Les îles, la mer, le sable, le vent Les images d’une vie idyllique ? Certainement pas pour cette femme, cette épouse, cette mère, cette fille de naufragés qui, un jour, s’est jetée du haut de la falaise. Et certainement pas pour ce pêcheur, son mari, ni pour Claire, Élizabeth et Julien, ses enfants, qui n’en finissent plus de s’engluer dans l’insoutenable deuil, l’infinie incertitude. A-t-elle vraiment fait le pas de trop pour ne plus rien avoir à faire avec ces maudites îles isolées au milieu d’un néant liquide ? Ou a-t-elle perdu l’équilibre, désespérée de ne plus pouvoir reprendre pied sur la terre ferme ?
Exilée à Montréal, Élizabeth, l’aînée, s’accroche à l’asphalte, au béton, à tout ce qui est solide pour tenter d’oublier les Îles-de-la-Madeleine, le père, la sœur et le frère restés là-bas. Mais même le corps de Simon-Pierre n’arrive pas totalement à effacer ce qu’elle a vu, ce qu’elle a osé dire alors de sa petite voix d’enfant têtue : « Elle n’est pas tombée, je l’ai vue ! Ne me regardez pas comme ça ! » et qui lui a valu des hochements de tête et des murmures : « […] folle, folle comme sa mère, pauvre elle, pauvre pauvre enfant ». Claire, la cadette, a repris la place de la mère et de la sœur aînée à la fenêtre de la maison. Elle regarde le bout de la falaise, scrute la mer pour voir le retour du père, du frère, et attend les lettres d’Élizabeth. Mais il y a aussi Bastien qui la presse de partir avec lui Julien, lui, ne parle plus depuis « l’accident ». À peine se confie-t-il parfois à Claire.
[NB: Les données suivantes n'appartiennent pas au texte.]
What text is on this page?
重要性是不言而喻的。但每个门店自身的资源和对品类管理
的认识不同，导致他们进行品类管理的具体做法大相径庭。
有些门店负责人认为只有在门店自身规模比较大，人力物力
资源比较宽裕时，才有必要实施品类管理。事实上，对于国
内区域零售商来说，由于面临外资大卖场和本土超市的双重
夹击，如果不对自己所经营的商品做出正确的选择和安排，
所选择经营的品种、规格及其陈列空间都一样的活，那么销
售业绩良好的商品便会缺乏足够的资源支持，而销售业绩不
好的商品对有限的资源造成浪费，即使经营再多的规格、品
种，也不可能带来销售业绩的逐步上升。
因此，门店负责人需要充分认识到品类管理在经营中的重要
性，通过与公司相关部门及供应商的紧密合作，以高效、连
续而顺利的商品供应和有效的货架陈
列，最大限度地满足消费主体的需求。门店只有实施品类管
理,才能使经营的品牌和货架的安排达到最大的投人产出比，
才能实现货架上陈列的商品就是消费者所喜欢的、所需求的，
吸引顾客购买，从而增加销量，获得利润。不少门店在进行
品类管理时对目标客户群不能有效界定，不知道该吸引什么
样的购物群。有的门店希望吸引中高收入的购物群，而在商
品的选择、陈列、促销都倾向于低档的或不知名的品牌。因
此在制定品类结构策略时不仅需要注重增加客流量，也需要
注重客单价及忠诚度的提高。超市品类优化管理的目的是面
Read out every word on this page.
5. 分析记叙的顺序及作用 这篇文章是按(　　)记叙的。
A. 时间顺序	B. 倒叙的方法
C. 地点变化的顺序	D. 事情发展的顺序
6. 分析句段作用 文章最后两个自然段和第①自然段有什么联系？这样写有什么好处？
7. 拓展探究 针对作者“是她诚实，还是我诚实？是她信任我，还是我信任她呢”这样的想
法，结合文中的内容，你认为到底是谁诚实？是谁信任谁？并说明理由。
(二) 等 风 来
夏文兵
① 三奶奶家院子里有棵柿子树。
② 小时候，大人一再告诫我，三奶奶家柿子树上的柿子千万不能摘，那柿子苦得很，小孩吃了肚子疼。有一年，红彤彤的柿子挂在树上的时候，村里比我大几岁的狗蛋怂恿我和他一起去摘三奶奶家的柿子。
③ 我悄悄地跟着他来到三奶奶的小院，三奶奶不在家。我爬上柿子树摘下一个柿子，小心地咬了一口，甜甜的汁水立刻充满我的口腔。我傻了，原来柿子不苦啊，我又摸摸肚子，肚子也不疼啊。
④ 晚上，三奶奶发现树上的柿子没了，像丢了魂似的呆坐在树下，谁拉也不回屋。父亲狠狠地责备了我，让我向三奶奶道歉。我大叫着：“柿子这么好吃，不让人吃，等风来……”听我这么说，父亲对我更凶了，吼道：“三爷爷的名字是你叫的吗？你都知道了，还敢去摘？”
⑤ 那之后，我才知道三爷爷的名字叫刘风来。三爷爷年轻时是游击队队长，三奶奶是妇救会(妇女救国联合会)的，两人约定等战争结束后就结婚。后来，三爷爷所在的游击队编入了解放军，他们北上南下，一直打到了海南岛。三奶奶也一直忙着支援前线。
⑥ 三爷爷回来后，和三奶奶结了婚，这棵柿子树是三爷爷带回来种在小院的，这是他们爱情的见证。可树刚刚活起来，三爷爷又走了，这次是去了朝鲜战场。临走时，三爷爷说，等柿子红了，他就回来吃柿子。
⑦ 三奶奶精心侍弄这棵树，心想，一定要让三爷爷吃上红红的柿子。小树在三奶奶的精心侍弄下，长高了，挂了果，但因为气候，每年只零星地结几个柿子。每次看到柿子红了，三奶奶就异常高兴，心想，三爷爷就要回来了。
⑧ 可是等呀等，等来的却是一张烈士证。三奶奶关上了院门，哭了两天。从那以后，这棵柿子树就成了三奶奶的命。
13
Obstiné, il continue d’aller pêcher le pétoncle avec le père et de construire un petit bateau. Tous essaient de survivre comme ils peuvent. Mais les îles, la mer, les poissons et les algues n’en finissent pas de réclamer leur dû
En une centaine de pages, L’immense abandon des plages raconte avec beaucoup de sensibilité et de retenue l’inaltérable trace de la mort et de l’abandon. Les questions sans réponse. Pourquoi la mère n’est-elle pas tout simplement partie ? se demande l’une des filles. Pourquoi a-t-elle choisi de se rendre à son ennemie, de lui laisser son corps en pâture comme Gabrielle, la jeune noyée découverte un jour par les deux sœurs ? Cette impossibilité du deuil, sans cesse lovée sur elle-même, aurait pu devenir lourde à traduire, lassante. Mylène Durand a su lui donner trois voix différentes : celle du narrateur, celle d’Élizabeth et celle des lettres de Claire. Un premier roman dont on ne sort pas tout à fait indemne.
Lauréate du Prix Fiction du Salon international du livre insulaire d’Ouessant pour son roman Limmense abandon des plages.